O relatório não teve tempo de incluir o assassinato de um estudante por um policial no próprio dia em que a AI divulgava o documento (e o Brasil voltava a propor o diálogo).

A morte do estudante pode ter sido um acidente, mas é óbvio que o braço do assassino foi armado pela autorização dada pelo governo para que a polícia use balas de verdade para reprimir protestos.

Todo o mundo sabe que o maior problema nas ditaduras não são necessariamente os generais que as comandam, mas os guardas da esquina, que se sentem autorizados a usar a violência contra quem quer que seja. Nessas condições, sugerir o diálogo governo/oposição equivale a propor que o torturado, ainda atado ao "pau de arara", dialogue com o torturador.

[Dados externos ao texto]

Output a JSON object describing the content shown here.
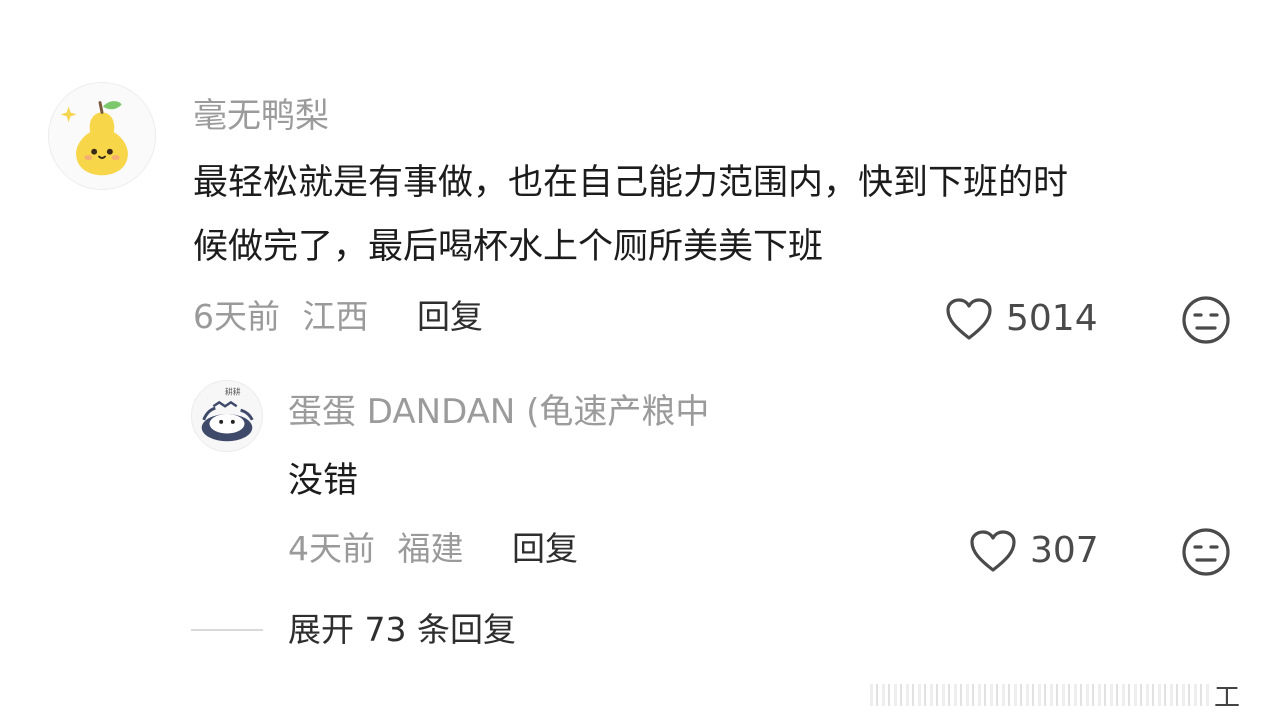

Impraticável.

Se quiser levar adiante a sua proposta, o Itamaraty primeiro precisa trabalhar (discretamente, é óbvio) para que a oposição venezuelana tenha condições de atuar livremente, sem que o governo use a truculência de costume.

A propósito, o relatório da AI lembra que Leopoldo López, líder do partido opositor Vontade Popular, permanece preso há um ano, sem provas para as acusações contra ele.

Da mesma forma, até no "chavismo" há quem diga não haver provas claras contra Antonio Ledezma, prefeito metropolitano de Caracas e mais recente vítima da truculência do governo. Refiro-me ao cientista político Nicmer Evans, conforme a coluna de terça-feira (24).

Qualquer diálogo governo/oposição teria que incluir López e Ledezma, entre outros. Logo, a libertação dos presos políticos é o primeiro e indispensável passo para que a sensata proposta brasileira seja também viável.

E é urgente agir, mesmo que apenas nos bastidores, porque, nos cálculos do próprio Itamaraty, a situação econômica venezuelana só tende a piorar em março.

É quando pinga nos cofres do governo o produto de um petróleo vendido a um preço baixo.

Já se viu como o governo de Nicolás Maduro usa a truculência para distrair a atenção de seu fracasso na economia.